- Born: 13 April 1921 Imus, Cavite, Insular Government of the Philippine Islands, U.S.
- Died: 31 July 2001 (aged 80) Las Piñas, Metro Manila, Philippines
- Education: Elementary education
- Years active: 1953–2001
- Organization: Sarao Motors
- Known for: Designing and popularizing the jeepney
- Parent(s): Zacarias Sarao and Maria Salvador
- Awards: TOFIL Award in 1991 for Entrepreneurship

= Leonardo S. Sarao =

Filipino businessman

Leonardo Salvador Sarao (13 April 1921 - 31 July 2001) was the founder and owner of the Sarao Motors, a company known for designing, manufacturing and selling the jeepney, the most popular mode of transportation in the Philippines. He is not the first person to alter the surplus jeeps left behind by the United States Army from World War II, but he saw them as a business opportunity for mass transportation.
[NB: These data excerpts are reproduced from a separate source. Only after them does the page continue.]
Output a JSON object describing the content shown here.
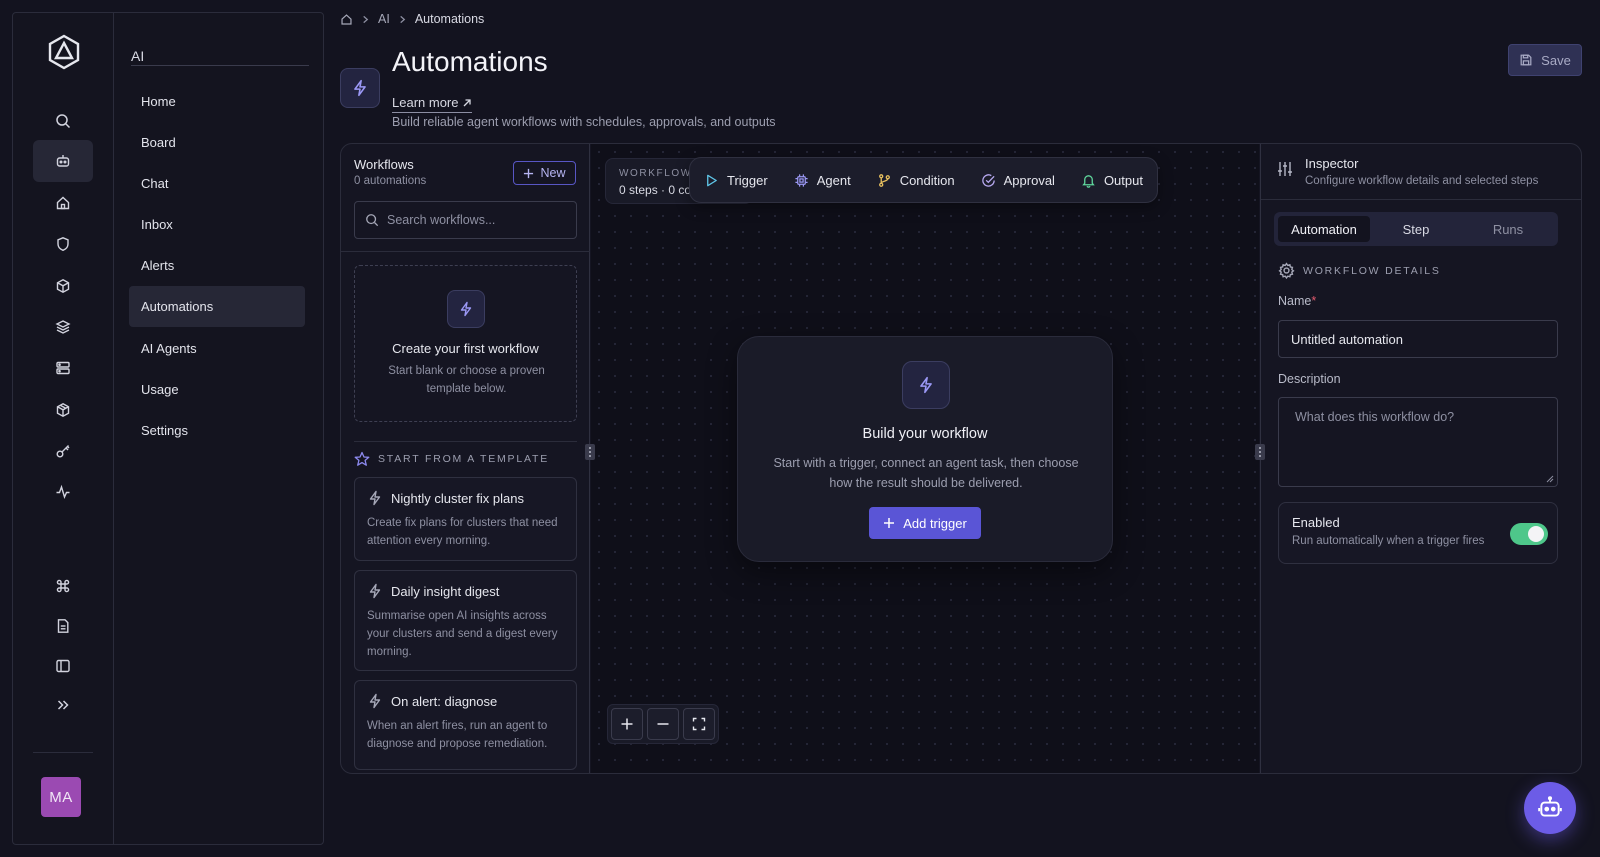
{
  "breadcrumb": {
    "items": [
      "AI",
      "Automations"
    ]
  },
  "sidebar": {
    "section_title": "AI",
    "items": [
      {
        "label": "Home",
        "active": false
      },
      {
        "label": "Board",
        "active": false
      },
      {
        "label": "Chat",
        "active": false
      },
      {
        "label": "Inbox",
        "active": false
      },
      {
        "label": "Alerts",
        "active": false
      },
      {
        "label": "Automations",
        "active": true
      },
      {
        "label": "AI Agents",
        "active": false
      },
      {
        "label": "Usage",
        "active": false
      },
      {
        "label": "Settings",
        "active": false
      }
    ],
    "rail_icons": [
      "search-icon",
      "bot-icon",
      "home-icon",
      "shield-icon",
      "cube-icon",
      "layers-icon",
      "server-icon",
      "package-icon",
      "key-icon",
      "activity-icon",
      "command-icon",
      "document-icon",
      "panel-icon",
      "expand-icon"
    ],
    "avatar_initials": "MA"
  },
  "header": {
    "title": "Automations",
    "learn_more": "Learn more",
    "subtitle": "Build reliable agent workflows with schedules, approvals, and outputs",
    "save_label": "Save"
  },
  "workflows": {
    "title": "Workflows",
    "count": "0 automations",
    "new_label": "New",
    "search_placeholder": "Search workflows...",
    "empty_title": "Create your first workflow",
    "empty_desc": "Start blank or choose a proven template below.",
    "templates_heading": "START FROM A TEMPLATE",
    "templates": [
      {
        "title": "Nightly cluster fix plans",
        "desc": "Create fix plans for clusters that need attention every morning."
      },
      {
        "title": "Daily insight digest",
        "desc": "Summarise open AI insights across your clusters and send a digest every morning."
      },
      {
        "title": "On alert: diagnose",
        "desc": "When an alert fires, run an agent to diagnose and propose remediation."
      }
    ]
  },
  "canvas": {
    "meta_label": "WORKFLOW",
    "meta_value": "0 steps · 0 co",
    "tools": [
      "Trigger",
      "Agent",
      "Condition",
      "Approval",
      "Output"
    ],
    "build_title": "Build your workflow",
    "build_desc": "Start with a trigger, connect an agent task, then choose how the result should be delivered.",
    "add_trigger_label": "Add trigger"
  },
  "inspector": {
    "title": "Inspector",
    "subtitle": "Configure workflow details and selected steps",
    "tabs": [
      "Automation",
      "Step",
      "Runs"
    ],
    "section_heading": "WORKFLOW DETAILS",
    "name_label": "Name",
    "name_required": "*",
    "name_value": "Untitled automation",
    "description_label": "Description",
    "description_placeholder": "What does this workflow do?",
    "enabled_label": "Enabled",
    "enabled_desc": "Run automatically when a trigger fires",
    "enabled": true
  },
  "colors": {
    "accent": "#5a55d6",
    "toggle_on": "#4ec78a",
    "avatar": "#9b4ab2",
    "background": "#13131f"
  }
}
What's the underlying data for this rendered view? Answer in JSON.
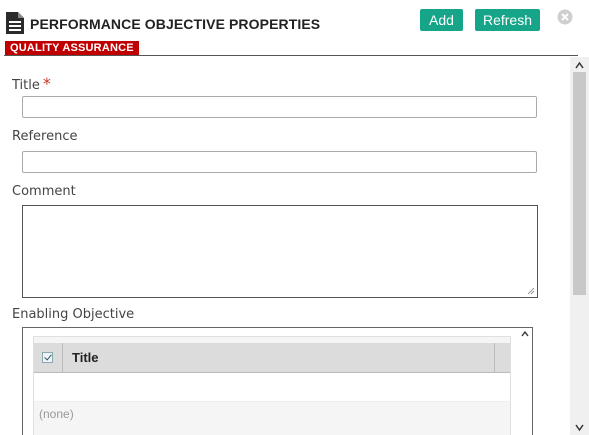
{
  "header": {
    "title": "PERFORMANCE OBJECTIVE PROPERTIES",
    "badge": "QUALITY ASSURANCE",
    "add_label": "Add",
    "refresh_label": "Refresh"
  },
  "form": {
    "title_label": "Title",
    "required_mark": "*",
    "title_value": "",
    "reference_label": "Reference",
    "reference_value": "",
    "comment_label": "Comment",
    "comment_value": "",
    "enabling_objective_label": "Enabling Objective"
  },
  "grid": {
    "columns": [
      "Title"
    ],
    "empty_text": "(none)"
  },
  "colors": {
    "accent": "#17a589",
    "badge": "#c00000",
    "required": "#c0392b"
  },
  "icons": [
    "document-icon",
    "close-icon",
    "resize-grip-icon",
    "scroll-up-icon",
    "scroll-down-icon"
  ]
}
He redesigned the surplus jeeps to increase its functionality by extending the body to accommodate at least twice the number of passengers and by putting some railings at the back and top for extra passengers to cling to, and for cargoes. He revolutionized a burgeoning industry and changed the life of generations of Filipinos.

Leonardo Sarao was awarded The Outstanding Filipino Award (TOFIL) in 1991 for Entrepreneurship. He started Sarao Motors from a borrowed PHP700. Though he only attained Grade 6 level of education because of poverty, he was able to make the company grow into a multimillion peso conglomerate.